Over the years, there has been an evident act of prominent members of the society who want gain more favor with people, by donating to persons with disability in public spaces. Mangope further noted that people are disabled by the society due to how it treats them. He declared it is wrong for people to often treat those who are disabled differently and as cases of charity who need hand-outs instead of giving them the equal chance of working jobs they deserve, so that they as well can provide for their families. “We deemed it wise to sensitize the nation of this because we have often realized disabled people being grouped in a home and everyone who apparently wishes to ‘unlock’ their blessings donates to them, not taking into consideration what they really need or how they feel about being put up for show as subjects to charity. This means their importance as people is not considered, they are viewed as subjects of pity and charity.

He also mentioned that visually impaired children still struggle to get their right to education because there are only a few schools which admit and accommodate them in terms of the equipment they need for learning. He stated that the rights of people with disability do not differ from those who are not disabled but what differs is their reach and approach. “Just as every child has a right to education, children who are disabled similarly have that right but what differs is the material used for learning.

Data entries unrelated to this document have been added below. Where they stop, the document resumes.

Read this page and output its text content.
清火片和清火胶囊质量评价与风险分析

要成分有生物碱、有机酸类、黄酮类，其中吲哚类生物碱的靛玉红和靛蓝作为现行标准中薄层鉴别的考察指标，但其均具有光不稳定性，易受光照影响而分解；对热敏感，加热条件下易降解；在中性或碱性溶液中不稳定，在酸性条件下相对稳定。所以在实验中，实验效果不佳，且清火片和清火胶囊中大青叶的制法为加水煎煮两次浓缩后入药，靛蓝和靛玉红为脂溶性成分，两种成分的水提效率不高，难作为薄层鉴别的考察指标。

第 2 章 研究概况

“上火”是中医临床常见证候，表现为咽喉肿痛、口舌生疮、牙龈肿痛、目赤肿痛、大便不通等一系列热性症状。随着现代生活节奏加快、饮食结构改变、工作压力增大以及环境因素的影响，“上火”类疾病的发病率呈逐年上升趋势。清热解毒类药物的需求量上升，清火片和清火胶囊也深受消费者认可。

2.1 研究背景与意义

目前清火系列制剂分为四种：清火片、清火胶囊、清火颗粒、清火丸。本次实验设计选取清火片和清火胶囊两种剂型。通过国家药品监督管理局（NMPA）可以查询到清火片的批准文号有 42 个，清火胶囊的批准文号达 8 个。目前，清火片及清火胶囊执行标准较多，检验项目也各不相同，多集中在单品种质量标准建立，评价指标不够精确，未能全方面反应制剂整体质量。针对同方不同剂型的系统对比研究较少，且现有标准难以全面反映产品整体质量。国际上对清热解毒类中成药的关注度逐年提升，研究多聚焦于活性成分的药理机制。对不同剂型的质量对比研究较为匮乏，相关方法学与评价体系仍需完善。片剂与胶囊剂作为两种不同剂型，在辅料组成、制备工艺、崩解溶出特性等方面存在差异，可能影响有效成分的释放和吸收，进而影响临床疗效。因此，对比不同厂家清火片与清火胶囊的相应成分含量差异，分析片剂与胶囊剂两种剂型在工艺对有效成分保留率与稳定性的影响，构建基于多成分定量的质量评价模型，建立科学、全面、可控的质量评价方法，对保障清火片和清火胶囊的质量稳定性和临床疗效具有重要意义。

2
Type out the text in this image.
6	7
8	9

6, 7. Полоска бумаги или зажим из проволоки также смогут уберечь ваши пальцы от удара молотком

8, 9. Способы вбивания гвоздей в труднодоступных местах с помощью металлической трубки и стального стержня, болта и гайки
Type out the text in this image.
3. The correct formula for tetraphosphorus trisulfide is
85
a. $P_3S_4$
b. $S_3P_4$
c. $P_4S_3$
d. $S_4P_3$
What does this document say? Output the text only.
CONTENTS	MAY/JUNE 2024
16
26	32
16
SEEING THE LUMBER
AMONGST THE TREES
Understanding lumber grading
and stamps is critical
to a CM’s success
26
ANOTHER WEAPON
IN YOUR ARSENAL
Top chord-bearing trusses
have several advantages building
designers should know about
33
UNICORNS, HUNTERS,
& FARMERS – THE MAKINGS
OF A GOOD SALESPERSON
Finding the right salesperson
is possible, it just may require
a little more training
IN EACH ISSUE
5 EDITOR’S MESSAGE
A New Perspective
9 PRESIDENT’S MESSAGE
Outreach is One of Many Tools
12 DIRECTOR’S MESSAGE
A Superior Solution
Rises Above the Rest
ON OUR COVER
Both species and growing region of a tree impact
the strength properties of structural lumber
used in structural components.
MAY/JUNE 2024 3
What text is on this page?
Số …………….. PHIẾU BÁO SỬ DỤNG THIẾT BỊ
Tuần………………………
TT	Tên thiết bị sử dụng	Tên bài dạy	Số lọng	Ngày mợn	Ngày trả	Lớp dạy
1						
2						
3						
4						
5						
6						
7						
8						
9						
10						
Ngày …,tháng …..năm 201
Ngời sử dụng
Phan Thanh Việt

Over and above, the human rights model recognizes that: Disability is a natural part of human diversity that must be respected and supported in all its forms. People with disability have the same rights as everyone else in society. Impairment must not be used as an excuse to deny or restrict people’s rights

LNLVIP is a non-governmental, non-profit making organization of the visually impaired persons of Lesotho which was established in 1986. Activities of LNLVIP include advocating for the rights of the visually impaired persons in Lesotho; ensuring access to education; creating a vocational center to teach life skills to the visually impaired and to facilitate their employment and work placement.

The organization is mandated to promote, protect and advocate for fair recognition of all human rights and fundamental freedoms of the visually impaired persons into all public services and to provide opportunities that improve quality of life for the visually impaired to reach their full potential. The organization is also accountable to sensitize the society about visual impairment and influence the government chambers to contribute in raising public awareness for the society to understand disability better. It has representation in all the 10 districts of Lesotho in a form of branches and sub-branches.

LNLVIP runs a number of projects, and one of them is the Eye Health Care. “For the eye health care we have an ophthalmologist, a medical responsible for the diagnosis and treatment of eye and vision problems”, he said.  The ophthalmologist performs eye exams, diagnoses and treats eye diseases, as well as perform surgery when necessary. He highlighted that the organization signed the memorandum of understanding with the Ministry of Health that the ophthalmologist sees to it that the rate of vision impairment is reduced in the country and to as well educate students in nursing colleges about the disability and how it can be lessened.  

All persons, in all their diversity, are born free and equal in dignity and rights, and should be free to live their chosen life, thrive socially and economically, and participate in public affairs.